Dans le contexte mondial actuel marqué par les guerres, la pauvreté et la famine, les personnes qui quittent leurs pays pour se rendre dans d’autres contrées ont-ils des bases juridiques pour s’y installer ?
Mélodie Beaujeu : Oui s’ils obtiennent le statut de réfugié d’après les critères de la Convention de Genève (pour les guerres – réfugiés politiques mais pas la pauvreté ni la famine).
En dehors des réfugiés, comment les personnes à la recherche de meilleures conditions de vie, à qui on refuse l’accueil dans les pays occidentaux, sont protégées par le droit international ?
MB : Il s’agit donc des immigrés irréguliers ou sans papiers qui n’ont pas obtenu de droit de séjour. Cela varie selon les pays (en termes de droits sociaux) mais au minimum leurs droits fondamentaux doivent être respectés d’après la déclaration universelle des droits de l’homme. Voir aussi la Convention internationale des droits des travailleurs migrants et de leurs familles (qui inclue aussi les irréguliers) pour les États signataires (très peu en Europe).
Les Frontières qui séparent les pays, les continents, constituent depuis belle lurette un frein à la libre circulation des biens et des personnes. Comment le droit international et ses praticiens comme vous comptent remédier à ça pour réorganiser, alléger les déplacements des pays du Sud vers ceux du Nord ?
MB : Il faut développer les opportunités de migration légale ou régulière, en tenant compte des besoins des pays d’accueil (qui ont besoin de main d’œuvre dans de nombreux secteurs) mais aussi de ceux des pays d’origine (fuite des cerveaux). Le problème actuel est l’absence de rationalité sur ces questions et
les fortes variations en fonction des gouvernements des pays occidentaux.
Quels sont les freins juridiques pour des pays comme le Sénégal à l’application de la réciprocité sur l’octroi de visas vis-à-vis des pays européens ?
MB : Il me semble qu’il y ait eu une tentative en ce sens par le passé. Le risque serait la surenchère de restrictions selon une logique de « œil pour œil / dent pour dent » qui ne serait guère constructive ni bénéfique. En ce qui concerne le Sénégal, cela serait clairement un frein à la coopération pour le développement et au tourisme.
Dialogue Migration a également tendu le micro au Professeur Aly Tandian, président de l’Observatoire Sénégalais des Migrations. Il est revenu avec nous sur les tracasseries vécues par les demandeurs de visas africains dans les ambassades et consulats étrangers. Mais également sur les conditions qui entourent l’asile.
Un Africain qui dépose un dossier complet de demande de visa voit souvent les
ambassades le lui refuser. A-t-il la possibilité de porter l’affaire devant les juridictions internationales et d’avoir gain de cause ?

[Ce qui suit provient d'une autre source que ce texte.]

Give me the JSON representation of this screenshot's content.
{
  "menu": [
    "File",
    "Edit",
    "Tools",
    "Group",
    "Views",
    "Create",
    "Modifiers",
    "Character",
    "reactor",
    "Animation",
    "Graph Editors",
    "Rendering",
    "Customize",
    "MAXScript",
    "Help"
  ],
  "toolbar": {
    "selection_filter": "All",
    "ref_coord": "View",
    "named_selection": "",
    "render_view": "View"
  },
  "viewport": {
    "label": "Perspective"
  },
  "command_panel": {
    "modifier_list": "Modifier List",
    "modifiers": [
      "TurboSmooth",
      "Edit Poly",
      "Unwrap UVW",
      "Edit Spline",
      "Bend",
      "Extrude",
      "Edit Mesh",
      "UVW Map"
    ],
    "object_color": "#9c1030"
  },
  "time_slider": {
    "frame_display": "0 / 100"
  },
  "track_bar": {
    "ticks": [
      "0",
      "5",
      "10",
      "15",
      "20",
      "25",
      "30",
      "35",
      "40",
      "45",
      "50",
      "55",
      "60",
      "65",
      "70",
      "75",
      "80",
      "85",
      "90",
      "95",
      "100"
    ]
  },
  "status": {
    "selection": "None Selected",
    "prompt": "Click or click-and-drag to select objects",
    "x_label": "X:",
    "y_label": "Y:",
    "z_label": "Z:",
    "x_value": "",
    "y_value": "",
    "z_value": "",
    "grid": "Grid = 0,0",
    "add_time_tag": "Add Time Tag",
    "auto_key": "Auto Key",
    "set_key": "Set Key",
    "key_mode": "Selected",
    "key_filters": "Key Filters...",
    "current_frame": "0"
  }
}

Aly Tandian : Si les autorités consulaires du demandeur de visa rejettent la demande de visa, celui-ci peut leur demander de revoir leur décision ou saisir la Commission de recours contre les décisions de refus de visa si c’est le cas de la France. Il faut rappeler qu’une décision de refus de visa peut prendre deux formes. Elle est expresse si vous recevez une notification de refus écrite du Consulat ; le refus est implicite si vous ne recevez pas de réponse dans les deux mois qui suivent le dépôt de votre demande. S’agissant de la France, depuis le 1er novembre 2016, les autorités consulaires ont l’obligation de motiver leurs décisions de refus de visa pour les étudiants étrangers, reste à vérifier pour les autres catégories de demandeurs de visa.
Toujours s’agissant de la France, si le recours gracieux n’a pas trouvé d’issue positive, le demandeur de visa peut saisir la Commission de recours contre les décisions de refus de visa d’entrée en France (CRRV). Cette démarche est un préalable obligatoire avant tout recours devant un juge administratif. Elle doit intervenir dans un délai de 30 jours après constatation de refus exprès ou implicite de visa. La Commission de recours contre les décisions de refus de visa d’entrée en France peut être saisie par le demandeur de visa, par son avocat ou par un membre de sa famille disposant d’un mandat.
Quelles sont les procédures pour un Africain dont le pays n’est pas en conflit, d’obtention du droit d’asile, du statut de réfugié dans un pays européen ?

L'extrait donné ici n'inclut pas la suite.